Но тут вдруг Родион увидел нечто странное, приковавшее к себе его внимание – и он снова опустился на землю. В просвете между двух лип в синеватом сумраке начинавшегося утра видно было, как вблизи развалин какой-то человек, высокий, широкоплечий, в сивой шапке, с широким красным поясом вокруг стана, возился, нагнувшись над большим камнем, до половины вросшим в землю, стараясь его приподнять или сдвинуть с места. Ему долго это не удавалось; он брал его руками то с одной стороны, то с другой, заходил туда и сюда, – но камень не поддавался и не трогался с места. Утомившись, мужик выпрямлялся, отирал рукавом свитки пот со лба и, отдохнув и оглядевшись по сторонам, точно боясь, чтобы его кто-нибудь не увидел, снова принимался за работу. У него была большая рыжая борода и длинные усы; Родион нигде раньше не видал этого человека. Что он тут делает? Зачем ему понадобилось поднимать этот камень?..

Рыжебородый мужик был, по-видимому, очень силен, потому что огромный камень, стиснутый между его рук, в конце концов качнулся и сдвинулся в сторону. Незнакомец, отдохнув немного, вынул что-то из-под своей свитки, положил в углубление под камень и снова поставил его на место.
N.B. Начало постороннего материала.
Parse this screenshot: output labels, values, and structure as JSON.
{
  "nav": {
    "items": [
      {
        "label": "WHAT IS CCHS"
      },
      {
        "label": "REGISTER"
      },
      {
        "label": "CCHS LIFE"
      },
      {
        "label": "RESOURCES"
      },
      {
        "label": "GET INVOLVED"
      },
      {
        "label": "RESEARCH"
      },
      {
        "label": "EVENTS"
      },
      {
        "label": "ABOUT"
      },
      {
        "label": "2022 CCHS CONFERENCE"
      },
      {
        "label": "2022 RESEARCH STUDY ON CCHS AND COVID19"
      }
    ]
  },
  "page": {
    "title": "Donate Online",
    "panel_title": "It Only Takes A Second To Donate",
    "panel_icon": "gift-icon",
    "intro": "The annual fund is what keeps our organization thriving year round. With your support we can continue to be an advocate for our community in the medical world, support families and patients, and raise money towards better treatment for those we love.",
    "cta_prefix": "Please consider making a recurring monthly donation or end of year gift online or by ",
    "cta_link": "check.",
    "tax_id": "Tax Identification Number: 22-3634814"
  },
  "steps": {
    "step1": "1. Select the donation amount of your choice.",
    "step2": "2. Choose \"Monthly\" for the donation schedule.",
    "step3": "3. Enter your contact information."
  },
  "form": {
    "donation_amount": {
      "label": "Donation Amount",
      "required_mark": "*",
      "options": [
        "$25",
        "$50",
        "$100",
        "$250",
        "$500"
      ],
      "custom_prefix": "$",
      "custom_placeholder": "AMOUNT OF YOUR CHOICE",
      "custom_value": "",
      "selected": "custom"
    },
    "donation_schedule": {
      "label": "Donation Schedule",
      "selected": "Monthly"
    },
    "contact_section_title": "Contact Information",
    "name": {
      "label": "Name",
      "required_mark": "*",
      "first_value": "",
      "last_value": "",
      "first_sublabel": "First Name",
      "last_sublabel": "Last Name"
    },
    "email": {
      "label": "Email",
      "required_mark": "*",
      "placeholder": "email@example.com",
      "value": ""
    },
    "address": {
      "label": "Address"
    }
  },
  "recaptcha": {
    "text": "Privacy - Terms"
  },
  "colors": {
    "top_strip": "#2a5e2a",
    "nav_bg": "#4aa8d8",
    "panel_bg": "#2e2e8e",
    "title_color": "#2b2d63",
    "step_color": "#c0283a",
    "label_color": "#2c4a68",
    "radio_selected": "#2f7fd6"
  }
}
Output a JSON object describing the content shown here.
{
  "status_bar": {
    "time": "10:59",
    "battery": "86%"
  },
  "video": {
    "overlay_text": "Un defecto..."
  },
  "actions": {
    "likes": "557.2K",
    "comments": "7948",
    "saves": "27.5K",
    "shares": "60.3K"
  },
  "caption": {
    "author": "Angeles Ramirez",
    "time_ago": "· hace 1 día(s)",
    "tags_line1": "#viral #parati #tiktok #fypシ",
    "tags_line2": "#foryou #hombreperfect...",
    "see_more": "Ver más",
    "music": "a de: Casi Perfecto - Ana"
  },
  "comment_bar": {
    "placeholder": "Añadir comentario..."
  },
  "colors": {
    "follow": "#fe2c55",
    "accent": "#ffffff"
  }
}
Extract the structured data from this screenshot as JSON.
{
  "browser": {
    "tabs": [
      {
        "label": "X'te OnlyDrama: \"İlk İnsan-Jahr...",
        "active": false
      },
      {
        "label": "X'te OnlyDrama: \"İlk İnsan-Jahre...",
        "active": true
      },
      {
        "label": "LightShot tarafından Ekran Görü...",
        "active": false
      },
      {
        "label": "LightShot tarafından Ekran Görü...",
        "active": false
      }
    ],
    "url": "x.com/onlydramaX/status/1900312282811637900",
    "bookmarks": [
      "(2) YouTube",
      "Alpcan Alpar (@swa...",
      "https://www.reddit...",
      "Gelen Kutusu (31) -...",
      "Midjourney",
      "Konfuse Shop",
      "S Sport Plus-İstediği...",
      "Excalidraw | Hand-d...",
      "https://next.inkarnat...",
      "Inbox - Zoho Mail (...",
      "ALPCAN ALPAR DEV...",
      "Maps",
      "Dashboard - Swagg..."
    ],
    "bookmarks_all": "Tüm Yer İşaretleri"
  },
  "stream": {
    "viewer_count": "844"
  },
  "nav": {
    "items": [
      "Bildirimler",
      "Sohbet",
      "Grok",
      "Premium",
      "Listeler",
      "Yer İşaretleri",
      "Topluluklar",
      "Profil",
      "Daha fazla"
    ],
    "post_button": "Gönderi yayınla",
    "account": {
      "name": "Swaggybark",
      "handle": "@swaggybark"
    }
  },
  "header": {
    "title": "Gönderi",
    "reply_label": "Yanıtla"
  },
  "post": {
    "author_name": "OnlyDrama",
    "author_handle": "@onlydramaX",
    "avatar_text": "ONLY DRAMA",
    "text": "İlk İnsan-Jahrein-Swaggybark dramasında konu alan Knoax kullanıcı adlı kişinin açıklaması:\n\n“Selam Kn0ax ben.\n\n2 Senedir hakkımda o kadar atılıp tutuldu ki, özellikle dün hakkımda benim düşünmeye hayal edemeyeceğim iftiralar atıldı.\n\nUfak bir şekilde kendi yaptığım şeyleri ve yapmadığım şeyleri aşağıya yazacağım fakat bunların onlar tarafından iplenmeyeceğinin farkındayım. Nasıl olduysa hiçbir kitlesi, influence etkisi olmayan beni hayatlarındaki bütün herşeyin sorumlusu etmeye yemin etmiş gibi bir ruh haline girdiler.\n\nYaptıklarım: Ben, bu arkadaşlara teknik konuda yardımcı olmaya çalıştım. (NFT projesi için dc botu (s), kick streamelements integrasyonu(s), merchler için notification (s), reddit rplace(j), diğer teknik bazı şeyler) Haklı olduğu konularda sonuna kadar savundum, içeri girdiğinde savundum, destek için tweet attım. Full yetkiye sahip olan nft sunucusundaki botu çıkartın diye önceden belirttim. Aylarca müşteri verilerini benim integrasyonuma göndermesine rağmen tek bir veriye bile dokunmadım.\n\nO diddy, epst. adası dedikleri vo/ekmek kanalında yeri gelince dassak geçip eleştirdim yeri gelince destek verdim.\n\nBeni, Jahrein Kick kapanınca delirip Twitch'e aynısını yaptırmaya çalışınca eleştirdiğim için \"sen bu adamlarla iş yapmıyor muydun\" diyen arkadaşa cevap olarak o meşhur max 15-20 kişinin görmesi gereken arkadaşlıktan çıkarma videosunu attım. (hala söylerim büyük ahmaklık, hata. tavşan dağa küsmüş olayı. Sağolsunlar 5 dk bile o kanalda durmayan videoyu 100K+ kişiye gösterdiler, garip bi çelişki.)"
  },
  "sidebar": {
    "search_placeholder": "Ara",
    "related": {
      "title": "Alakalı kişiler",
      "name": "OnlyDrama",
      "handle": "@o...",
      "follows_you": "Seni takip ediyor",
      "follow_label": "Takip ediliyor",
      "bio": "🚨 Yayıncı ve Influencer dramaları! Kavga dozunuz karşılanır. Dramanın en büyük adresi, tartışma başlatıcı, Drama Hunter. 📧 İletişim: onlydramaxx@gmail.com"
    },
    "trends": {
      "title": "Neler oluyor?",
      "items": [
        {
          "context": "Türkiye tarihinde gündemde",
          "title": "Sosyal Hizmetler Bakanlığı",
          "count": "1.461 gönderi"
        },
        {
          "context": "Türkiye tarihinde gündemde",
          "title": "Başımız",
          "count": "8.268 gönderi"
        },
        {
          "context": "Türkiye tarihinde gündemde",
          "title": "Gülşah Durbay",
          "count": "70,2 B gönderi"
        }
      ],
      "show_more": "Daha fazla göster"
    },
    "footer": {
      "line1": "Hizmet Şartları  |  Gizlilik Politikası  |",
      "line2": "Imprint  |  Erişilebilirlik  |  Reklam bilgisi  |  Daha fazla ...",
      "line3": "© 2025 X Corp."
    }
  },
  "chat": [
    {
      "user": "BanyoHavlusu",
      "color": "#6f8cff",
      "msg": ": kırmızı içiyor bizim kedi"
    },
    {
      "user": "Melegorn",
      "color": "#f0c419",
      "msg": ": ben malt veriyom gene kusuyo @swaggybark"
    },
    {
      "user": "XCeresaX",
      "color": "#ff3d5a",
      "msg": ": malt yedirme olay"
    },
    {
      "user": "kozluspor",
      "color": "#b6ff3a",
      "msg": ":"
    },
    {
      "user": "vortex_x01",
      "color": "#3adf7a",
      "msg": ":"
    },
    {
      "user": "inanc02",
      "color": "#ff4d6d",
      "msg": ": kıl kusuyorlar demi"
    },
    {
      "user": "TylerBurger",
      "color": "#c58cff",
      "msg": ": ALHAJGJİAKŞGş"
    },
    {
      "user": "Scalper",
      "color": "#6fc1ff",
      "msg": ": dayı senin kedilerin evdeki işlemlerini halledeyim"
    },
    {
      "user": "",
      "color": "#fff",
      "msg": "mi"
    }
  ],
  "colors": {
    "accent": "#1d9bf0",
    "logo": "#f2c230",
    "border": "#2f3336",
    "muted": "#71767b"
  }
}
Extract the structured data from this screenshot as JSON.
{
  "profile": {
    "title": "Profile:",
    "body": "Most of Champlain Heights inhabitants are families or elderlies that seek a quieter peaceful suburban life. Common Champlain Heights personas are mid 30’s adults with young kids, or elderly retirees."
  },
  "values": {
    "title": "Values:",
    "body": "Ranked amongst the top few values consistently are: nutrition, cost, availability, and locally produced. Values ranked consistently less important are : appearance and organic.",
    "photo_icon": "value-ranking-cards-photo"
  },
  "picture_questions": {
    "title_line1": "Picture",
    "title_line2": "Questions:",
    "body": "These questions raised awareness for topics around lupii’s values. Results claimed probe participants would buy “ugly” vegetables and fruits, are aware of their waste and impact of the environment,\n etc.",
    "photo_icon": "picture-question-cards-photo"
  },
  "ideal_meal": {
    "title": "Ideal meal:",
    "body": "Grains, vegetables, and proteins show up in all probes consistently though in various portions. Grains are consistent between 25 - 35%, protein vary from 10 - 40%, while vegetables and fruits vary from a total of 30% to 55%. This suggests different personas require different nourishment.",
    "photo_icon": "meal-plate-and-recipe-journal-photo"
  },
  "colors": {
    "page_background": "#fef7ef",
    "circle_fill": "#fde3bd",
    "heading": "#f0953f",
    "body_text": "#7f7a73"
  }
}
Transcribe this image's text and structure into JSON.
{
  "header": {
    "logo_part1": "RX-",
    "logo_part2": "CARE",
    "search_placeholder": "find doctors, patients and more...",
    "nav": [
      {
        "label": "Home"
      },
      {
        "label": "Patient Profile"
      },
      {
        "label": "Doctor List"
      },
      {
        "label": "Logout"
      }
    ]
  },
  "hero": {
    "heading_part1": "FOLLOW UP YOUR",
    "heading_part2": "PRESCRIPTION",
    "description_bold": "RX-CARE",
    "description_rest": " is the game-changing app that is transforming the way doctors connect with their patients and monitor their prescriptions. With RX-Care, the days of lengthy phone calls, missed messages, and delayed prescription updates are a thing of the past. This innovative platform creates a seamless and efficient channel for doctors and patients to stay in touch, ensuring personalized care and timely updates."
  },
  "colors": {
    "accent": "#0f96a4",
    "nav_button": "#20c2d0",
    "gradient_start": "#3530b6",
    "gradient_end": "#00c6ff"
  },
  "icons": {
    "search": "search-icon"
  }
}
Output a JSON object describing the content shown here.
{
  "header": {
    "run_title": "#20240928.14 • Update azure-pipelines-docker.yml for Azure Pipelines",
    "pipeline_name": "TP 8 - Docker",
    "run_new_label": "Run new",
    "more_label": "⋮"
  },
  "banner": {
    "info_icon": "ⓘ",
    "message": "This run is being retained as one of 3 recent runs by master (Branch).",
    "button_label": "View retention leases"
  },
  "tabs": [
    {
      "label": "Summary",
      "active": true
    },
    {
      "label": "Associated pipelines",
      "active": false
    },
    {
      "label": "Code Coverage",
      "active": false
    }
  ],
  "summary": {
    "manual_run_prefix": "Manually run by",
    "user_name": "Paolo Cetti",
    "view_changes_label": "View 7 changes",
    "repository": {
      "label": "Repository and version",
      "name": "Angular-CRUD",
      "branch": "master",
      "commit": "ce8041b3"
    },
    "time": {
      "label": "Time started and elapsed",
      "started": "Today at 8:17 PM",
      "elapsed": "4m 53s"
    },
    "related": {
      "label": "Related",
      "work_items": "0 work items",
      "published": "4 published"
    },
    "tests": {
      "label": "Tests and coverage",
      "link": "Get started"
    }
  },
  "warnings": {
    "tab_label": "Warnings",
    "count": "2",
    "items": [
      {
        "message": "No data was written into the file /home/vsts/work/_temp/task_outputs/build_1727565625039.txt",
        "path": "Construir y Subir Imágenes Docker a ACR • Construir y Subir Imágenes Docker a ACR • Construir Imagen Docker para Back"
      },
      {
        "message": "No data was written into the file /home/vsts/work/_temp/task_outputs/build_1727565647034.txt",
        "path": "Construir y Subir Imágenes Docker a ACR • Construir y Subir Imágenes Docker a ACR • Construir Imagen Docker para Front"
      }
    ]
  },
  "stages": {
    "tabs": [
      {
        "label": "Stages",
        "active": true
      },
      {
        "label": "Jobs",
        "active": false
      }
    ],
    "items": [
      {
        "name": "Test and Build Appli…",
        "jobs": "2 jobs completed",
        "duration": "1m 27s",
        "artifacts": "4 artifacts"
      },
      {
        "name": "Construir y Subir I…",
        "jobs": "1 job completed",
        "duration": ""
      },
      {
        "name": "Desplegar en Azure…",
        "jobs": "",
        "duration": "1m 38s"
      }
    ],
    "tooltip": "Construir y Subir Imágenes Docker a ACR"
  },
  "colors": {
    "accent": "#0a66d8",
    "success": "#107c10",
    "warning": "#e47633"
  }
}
Оглядев его со всех сторон, он потрогал камень еще ногой и, убедившись, что он стоит крепко, пошел прочь от него, по направлению к Мазепову Городищу. По дороге он все оглядывался назад и по сторонам; Родиона он так и не заметил. Скоро его не стало видно за деревьями Семибалки…

Родион подождал немного, потом поднялся и заковылял к камню. Его так сильно разбирало любопытство, что он уже не спешил на ярмарку, решив раньше узнать, в чем тут было дело…

Он опустился на землю у камня, потрогал его руками и покачал головой: нет, не сдвинуть ему эту глыбу! Руки у него, правда, сильные, но к этим рукам для такой работы нужно иметь еще и здоровые, крепкие ноги, а ему этого-то как раз и недоставало. Он повертелся около камня туда и сюда, оглядел его со всех сторон, подумал – и принялся по-собачьи рыть землю обеими руками, подрываясь под камень с той стороны, где он менее глубоко сидел в земле.

Родион работал долго, пот лил с него ручьями; он вытирал лицо черными от земли руками, размазывая по лбу и шее грязь, и снова принимался за рытье, бормоча про себя с хитрым смешком:

– Ось отколупаем, та побачим, что оно такое…

Уже совсем рассвело, уже солнце поднялось из-за развалин и ярмарка гудела в Батурине вовсю, – а Родион все еще рыл с упорством идиота, медленно, но верно приближаясь к цели. Когда, наконец, ногти его пальцев царапнули по нижней стороне камня – он растянулся на животе, усиленно шаря под ним руками, воткнув в вырытую им яму и свой бульбообразный нос точь-в-точь, как это делают, роясь в земле, собаки.

Его скуластое, запачканное жирным черноземом лицо вдруг все расплылось и задергалось от радостного смеха: пальцы его нащупали что-то такое, что не было ни землей, ни камнем и что, вероятно, и было положено туда рыжебородым мужиком.

– Го-го-го! – весело заржал Родион. – Таки достал!.. А как же!.. От тебе и заховал!.. Го-го-го!..

Он долго, сосредоточенно, сидя у камня, рассматривал свою находку, потом сунул ее за пазуху, поднялся и торопливо, словно у него на ярмарке было очень важное дело, заковылял к Батурину.